Synthesis and Photoluminescence Properties of Heteroleptic 9-Arylated Carbazole Iridium(III) Complexes

  • 오세환 (충남대학교 자연과학대학 화학과) ;
  • 염을균 (충남대학교 자연과학대학 화학과) ;
  • 김영훈 (충남대학교 자연과학대학 화학과) ;
  • 임영재 (충남대학교 자연과학대학 화학과) ;
  • 허정석 (충남대학교 자연과학대학 화학과) ;
  • 김영준 (충남대학교 자연과학대학 화학과)
  • Oh, Se Hwan (Department of Chemistry, Chungnam National University) ;
  • Yum, Eul Kgun (Department of Chemistry, Chungnam National University) ;
  • Kim, Younghoon (Department of Chemistry, Chungnam National University) ;
  • Im, Yung-Jae (Department of Chemistry, Chungnam National University) ;
  • Heo, Jungseok (Department of Chemistry, Chungnam National University) ;
  • Kim, Yeong-Joon (Department of Chemistry, Chungnam National University)
  • 투고 : 2021.02.17
  • 심사 : 2021.03.15
  • 발행 : 2021.04.10

초록

Cu(I) 촉매를 사용하여 열반응을 이용한 N-heteroaryl carbazole을 합성하였고 이를 새로운 heteroleptic Ir(III) 착물 합성을 위한 주리간드로 사용하였다. 새로운 Ir(III) 착물은 일반적인 Ir(III) 착물이 가지는 5각 고리가 아닌 6각 고리를 주리간드와 Ir 금속 결합 사이에서 형성하는 것으로 X-ray 단결정구조를 통해 확인할 수 있었다. 합성한 Ir(III) 착물들은 좋은 인광 특성을 나타내므로 OLED 발광층 재료물질로의 가능성을 보여주었다. 주리간드와 보조리간드 변화에 따른 분광학적 특성을 고찰하였는데 PL 최대 발광 파장(λmax) 변화는 보조리간드가 Ir 금속과 더 강한 결합을 만들수록 단파장 쪽으로 이동하는 것을 발견하였다. 또한, 주리간드에 대해서는 Ir-N 결합을 만드는 헤테로아릴 그룹의 아로마틱고리 전자밀도가 커질수록 단파장 쪽으로 이동하는 경향이 있는 것을 알 수 있었다.

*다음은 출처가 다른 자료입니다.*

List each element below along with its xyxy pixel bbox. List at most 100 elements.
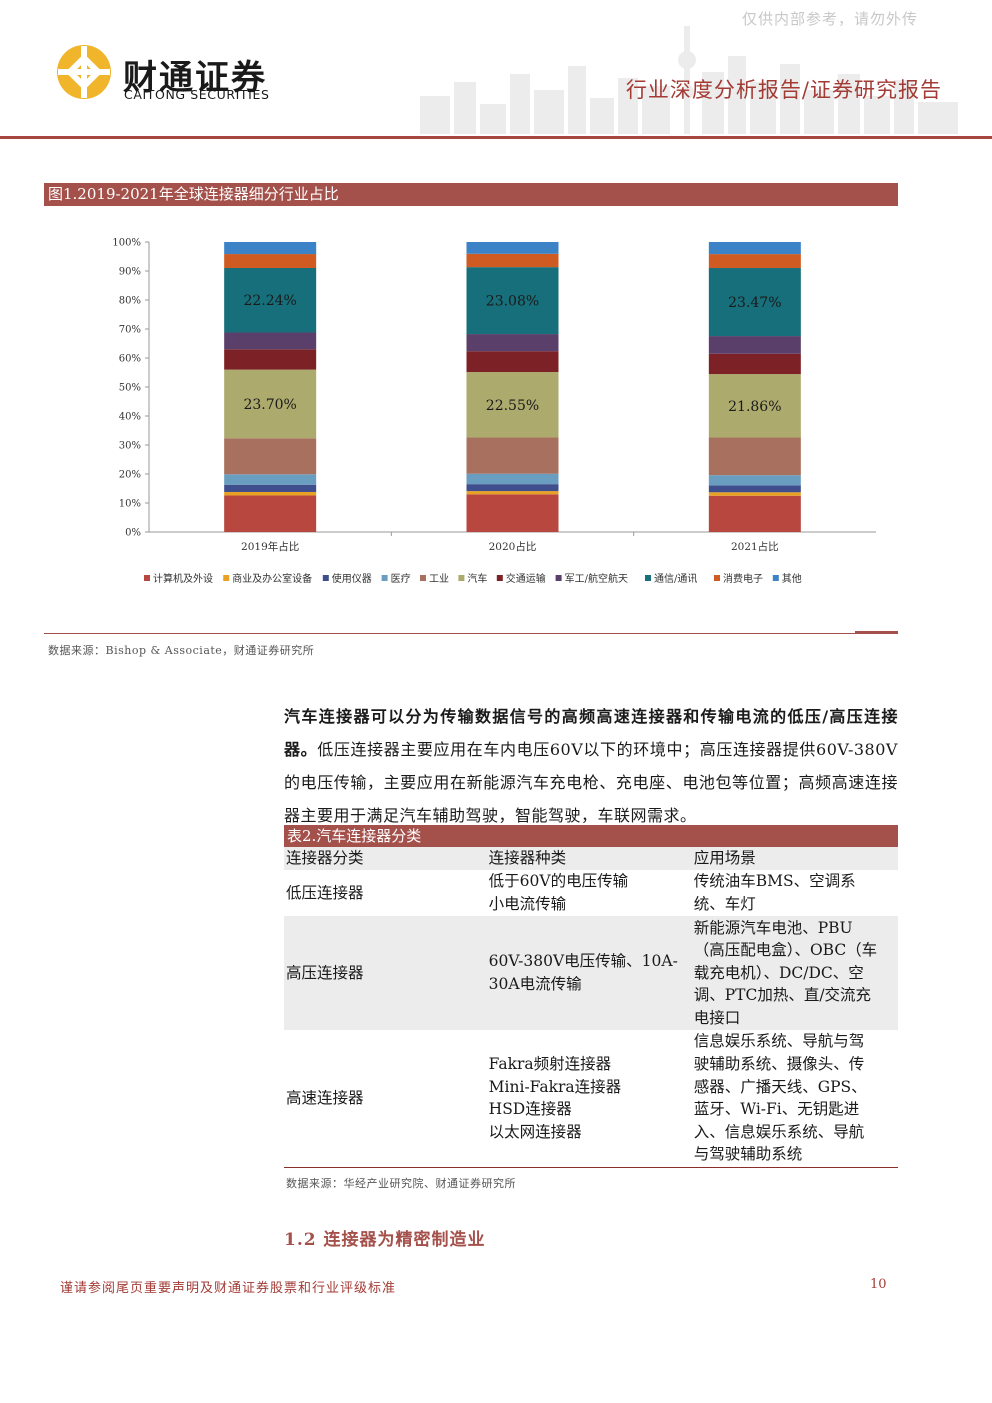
legend-label: 消费电子 — [723, 572, 763, 585]
application-scenes: 信息娱乐系统、导航与驾 驶辅助系统、摄像头、传 感器、广播天线、GPS、 蓝牙、Wi-… — [691, 1030, 898, 1168]
legend-label: 商业及办公室设备 — [232, 572, 312, 585]
figure-caption: 图1.2019-2021年全球连接器细分行业占比 — [44, 183, 898, 206]
scene-line: 入、信息娱乐系统、导航 — [693, 1122, 865, 1141]
x-tick-label: 2019年占比 — [241, 540, 299, 553]
bar-segment — [466, 491, 559, 495]
skyline-decoration — [420, 26, 958, 134]
legend-swatch — [381, 575, 388, 581]
connector-kinds: 60V-380V电压传输、10A- 30A电流传输 — [486, 916, 692, 1030]
legend-swatch — [458, 575, 465, 581]
bar-segment — [708, 485, 801, 493]
connector-classification-table: 连接器分类 连接器种类 应用场景 低压连接器 低于60V的电压传输 小电流传输 传… — [284, 847, 898, 1168]
kind-line: HSD连接器 — [488, 1100, 572, 1119]
footer-disclaimer: 谨请参阅尾页重要声明及财通证券股票和行业评级标准 — [60, 1281, 397, 1296]
bar-segment — [224, 369, 317, 439]
kind-line: Mini-Fakra连接器 — [488, 1077, 622, 1096]
bar-segment — [708, 374, 801, 438]
legend-label: 工业 — [429, 573, 449, 585]
application-scenes: 传统油车BMS、空调系 统、车灯 — [692, 870, 898, 916]
scene-line: 统、车灯 — [693, 895, 756, 913]
y-tick-label: 50% — [119, 383, 141, 394]
bar-segment — [224, 349, 317, 370]
bar-segment — [224, 438, 317, 475]
table-header-cell: 连接器种类 — [486, 847, 692, 870]
legend-swatch — [645, 575, 651, 581]
legend-label: 交通运输 — [506, 572, 546, 585]
page-number: 10 — [870, 1277, 887, 1292]
table-header-cell: 连接器分类 — [284, 847, 487, 870]
bar-segment — [708, 353, 801, 375]
y-tick-label: 40% — [119, 412, 141, 423]
data-label: 23.70% — [243, 397, 296, 413]
bar-segment — [466, 484, 559, 492]
bar-segment — [708, 242, 801, 255]
scene-line: 蓝牙、Wi-Fi、无钥匙进 — [693, 1100, 860, 1119]
legend-swatch — [223, 575, 230, 581]
bar-segment — [224, 474, 317, 485]
bar-segment — [708, 268, 801, 337]
y-tick-label: 100% — [112, 238, 141, 249]
legend-label: 汽车 — [467, 572, 487, 585]
table-row: 高压连接器 60V-380V电压传输、10A- 30A电流传输 新能源汽车电池、P… — [284, 916, 898, 1030]
kind-line: 30A电流传输 — [488, 975, 582, 993]
scene-line: 调、PTC加热、直/交流充 — [693, 986, 872, 1005]
legend-swatch — [555, 575, 562, 581]
scene-line: 新能源汽车电池、PBU — [693, 918, 853, 937]
data-label: 21.86% — [728, 399, 781, 415]
y-tick-label: 0% — [125, 528, 141, 539]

N-Heteroaryl carbazoles were synthesized with thermal heating in the presence of Cu(I) catalyst and used as main ligands for the preparation of heteroleptic Ir(III) complexes. In these Ir(III) complexes, 6-membered ring structures of Ir-ligand chelation were found by single crystal X-ray diffraction. The blue shift of photoluminescence for Ir(III) complexes was observed in the case of the strong bond formation between Ir and ancillary ligands. It also has been clearly shown that the higher electron density of heteroaryl aromatic ring influenced shorter maximum photoluminescence wavelength (λmax) of Ir(III) complexes. Since the new Ir(III) complexes showed good phosphorescent emission, they could be potentially used as OLED materials in the emission Layer.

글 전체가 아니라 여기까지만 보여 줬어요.